Heaps are a common example of code that reserves memory but doesn't commit it until needed. I suspect that some of these blocks are Windows/CRT heaps, but there appears to be more of these types of blocks than I would expect for heaps. I see on the order of 30 of these blocks in my process, between 64k and 8MB in size, and I know that my code never intentionally calls VirtualAlloc to allocate reserved, uncommitted memory.
Here are a couple of examples from VMMap: http://www.flickr.com/photos/95123032#N00/5280550393/
What else would allocate such blocks of memory, where much of it is reserved but not committed? Would it make sense that my process has 30 heaps? Thanks.
I figured it out - it's the CRT heap that gets allocated by calls to malloc. If you allocate a large chunk of memory (e.g., 2 MB) using malloc, it allocates a single committed block of memory. But if you allocate smaller chunks (say 177kb), then it will reserve a 1 MB chunk of memory, but only commit approximately what you asked for (e.g., 184kb for my 177kb request).
When you free that small chunk, that larger 1 MB chunk is not returned to the OS. Everything but 4k is uncommitted, but the full 1 MB is still reserved. If you then call malloc again, it will attempt to use that 1 MB chunk to satisfy your request. If it can't satisfy your request with the memory that it's already reserved, it will allocate a new chunk of memory that's twice the previous allocation (in my case it went from 1 MB to 2 MB). I'm not sure if this pattern of doubling continues or not.
To actually return your freed memory to the OS, you can call _heapmin. I would think that this would make a future large allocation more likely to succeed, but it would all depend on memory fragmentation, and perhaps heapmin already gets called if an allocation fails (?), I'm not sure. There would also be a performance hit since heapmin would release the memory (taking time) and malloc would then need to re-allocate it from the OS when needed again. This information is for Windows/32 XP, your mileage may vary.
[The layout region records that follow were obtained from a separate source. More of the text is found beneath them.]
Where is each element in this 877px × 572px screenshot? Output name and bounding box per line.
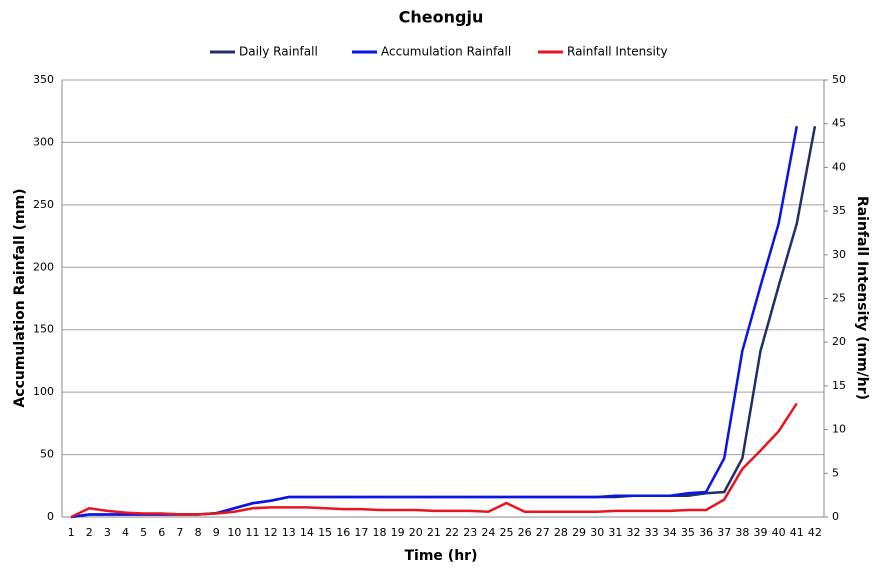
y2-tick-label: 35 [832,204,846,217]
x-tick-label: 21 [427,526,441,539]
x-tick-label: 42 [808,526,822,539]
series-line [70,125,799,519]
x-tick-label: 23 [463,526,477,539]
x-tick-label: 3 [104,526,111,539]
y-tick-label: 150 [33,323,54,336]
x-tick-label: 24 [481,526,495,539]
legend-label: Daily Rainfall [239,45,318,59]
x-tick-label: 11 [246,526,260,539]
x-tick-label: 22 [445,526,459,539]
y2-tick-label: 10 [832,423,846,436]
x-tick-label: 34 [663,526,677,539]
x-tick-label: 28 [554,526,568,539]
y-tick-label: 0 [47,510,54,523]
x-tick-label: 4 [122,526,129,539]
y2-tick-label: 5 [832,466,839,479]
x-tick-label: 29 [572,526,586,539]
chart-title: Cheongju [399,8,484,27]
x-tick-label: 17 [354,526,368,539]
y2-tick-label: 25 [832,292,846,305]
series-line [70,125,817,519]
x-tick-label: 8 [195,526,202,539]
x-tick-label: 6 [158,526,165,539]
y2-tick-label: 30 [832,248,846,261]
y2-tick-label: 20 [832,335,846,348]
x-tick-label: 16 [336,526,350,539]
x-tick-label: 15 [318,526,332,539]
x-tick-label: 37 [717,526,731,539]
x-tick-label: 33 [645,526,659,539]
y-tick-label: 350 [33,73,54,86]
legend-label: Rainfall Intensity [567,45,668,59]
x-tick-label: 5 [140,526,147,539]
x-tick-label: 25 [500,526,514,539]
x-tick-label: 26 [518,526,532,539]
y2-tick-label: 0 [832,510,839,523]
x-tick-label: 38 [735,526,749,539]
x-tick-label: 2 [86,526,93,539]
y2-tick-label: 40 [832,160,846,173]
x-tick-label: 1 [68,526,75,539]
y-tick-label: 50 [40,448,54,461]
x-tick-label: 35 [681,526,695,539]
y-axis-title: Accumulation Rainfall (mm) [12,188,28,407]
x-tick-label: 20 [409,526,423,539]
x-tick-label: 12 [264,526,278,539]
x-tick-label: 7 [176,526,183,539]
x-tick-label: 9 [213,526,220,539]
x-axis-title: Time (hr) [405,548,478,564]
x-tick-label: 19 [391,526,405,539]
y-tick-label: 250 [33,198,54,211]
x-tick-label: 30 [590,526,604,539]
x-tick-label: 14 [300,526,314,539]
x-tick-label: 39 [754,526,768,539]
y-tick-label: 100 [33,385,54,398]
y2-axis-title: Rainfall Intensity (mm/hr) [854,196,870,400]
x-tick-label: 13 [282,526,296,539]
x-tick-label: 41 [790,526,804,539]
x-tick-label: 40 [772,526,786,539]
y-tick-label: 200 [33,260,54,273]
x-tick-label: 10 [227,526,241,539]
y2-tick-label: 45 [832,117,846,130]
series-line [70,402,798,519]
y2-tick-label: 50 [832,73,846,86]
y-tick-label: 300 [33,135,54,148]
x-tick-label: 36 [699,526,713,539]
legend-label: Accumulation Rainfall [381,45,511,59]
y2-tick-label: 15 [832,379,846,392]
x-tick-label: 32 [627,526,641,539]
x-tick-label: 31 [608,526,622,539]
x-tick-label: 18 [373,526,387,539]
x-tick-label: 27 [536,526,550,539]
UPDATE: In my testing, heapmin did absolutely nothing. And the malloc heap is only used for blocks that are less than 512kb. Even if there are MBs of contiguous free space in the malloc heap, it will not use it for requests over 512kb. In my case, this freed, unused, yet reserved malloc memory chewed up huge parts of my process' 2GB address space, eventually leading to memory allocation failures. And since heapmin doesn't return the memory to the OS, I haven't found any solution to this problem, other than restarting my process or writing my own memory manager.
Whenever a thread is created in your application a certain (configurable) amount of memory will be reserved in the address space for the call stack of the thread. There's no need to commit all the reserved memory unless your thread is actually going to need all of that memory. So only a portion needs to be committed.
If more than the committed amount of memory is required, it will be possible to obtain more system memory.
The practical consideration is that the reserved memory is a hard limit on the stack size that reduces address space available to the application. However, by only committing a portion of the reserve, we don't have to consume the same amount of memory from the system until needed.
Therefore it is possible for each thread to have a portion of reserved uncommitted memory. I'm unsure what the page type will be in those cases.
Could they be the DLLs loaded into your process? DLLs (and the executable) are memory mapped into the process address space. I believe this initially just reserves space. The space is backed by the files themselves (at least initially) rather than the pagefile.
Only the code that's actually touched gets paged in. If I understand the terminology correctly, that's when it's committed.
You could confirm this by running your application in a debugger and looking at the modules that are loaded and comparing their locations and sizes to what you see in VMMap.